Görüntülediğiniz mahkeme kararı henüz kesinleşmemiştir. Yararlı olması amacıyla eklenmiştir.

T.C.
İSTANBUL
BÖLGE ADLİYE MAHKEMESİ
14. HUKUK DAİRESİ
DOSYA NO: 2022/110
KARAR NO: 2023/381
T Ü R K M İ L L E T İ A D I N A
İ S T İ N A F K A R A R I
İNCELENEN KARARIN
MAHKEMESİ: İSTANBUL 8. ASLİYE TİCARET MAHKEMESİ
TARİHİ: 18/10/2021
NUMARASI: 2020/257 E. – 2021/711 K.
DAVANIN KONUSU: İtirazın İptali (Ticari Satımdan Kaynaklanan)

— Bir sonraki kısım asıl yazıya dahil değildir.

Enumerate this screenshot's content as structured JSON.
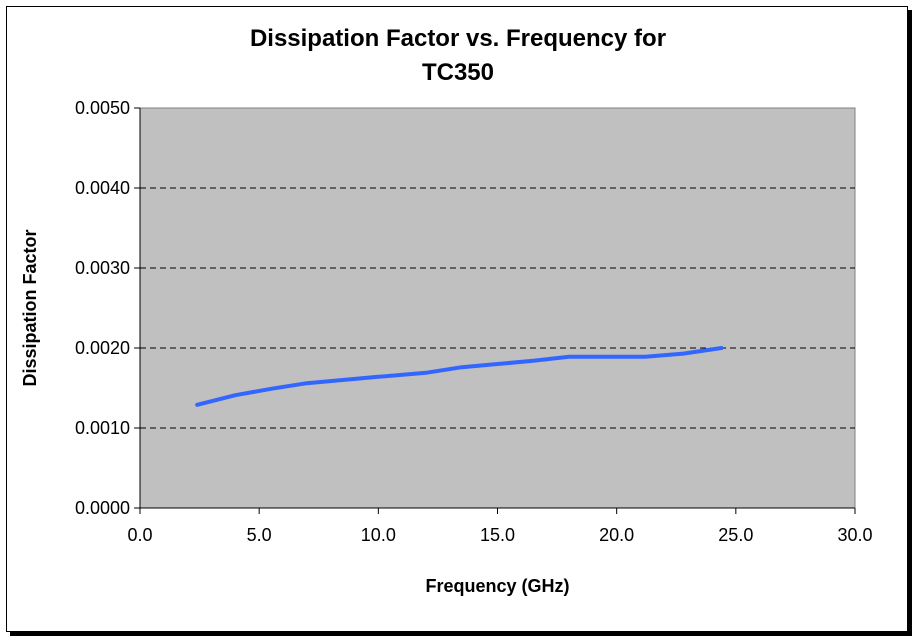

Taraflar arasındaki itirazın iptali davasının ilk derece mahkemesince yapılan yargılaması sonunda ilamda yazılı nedenlerle davanın kısmen kabulüne dair verilen karara karşı, davalı tarafından istinaf yoluna başvurulması üzerine Dairemize gönderilmiş olan dava dosyası incelendi, gereği konuşulup düşünüldü.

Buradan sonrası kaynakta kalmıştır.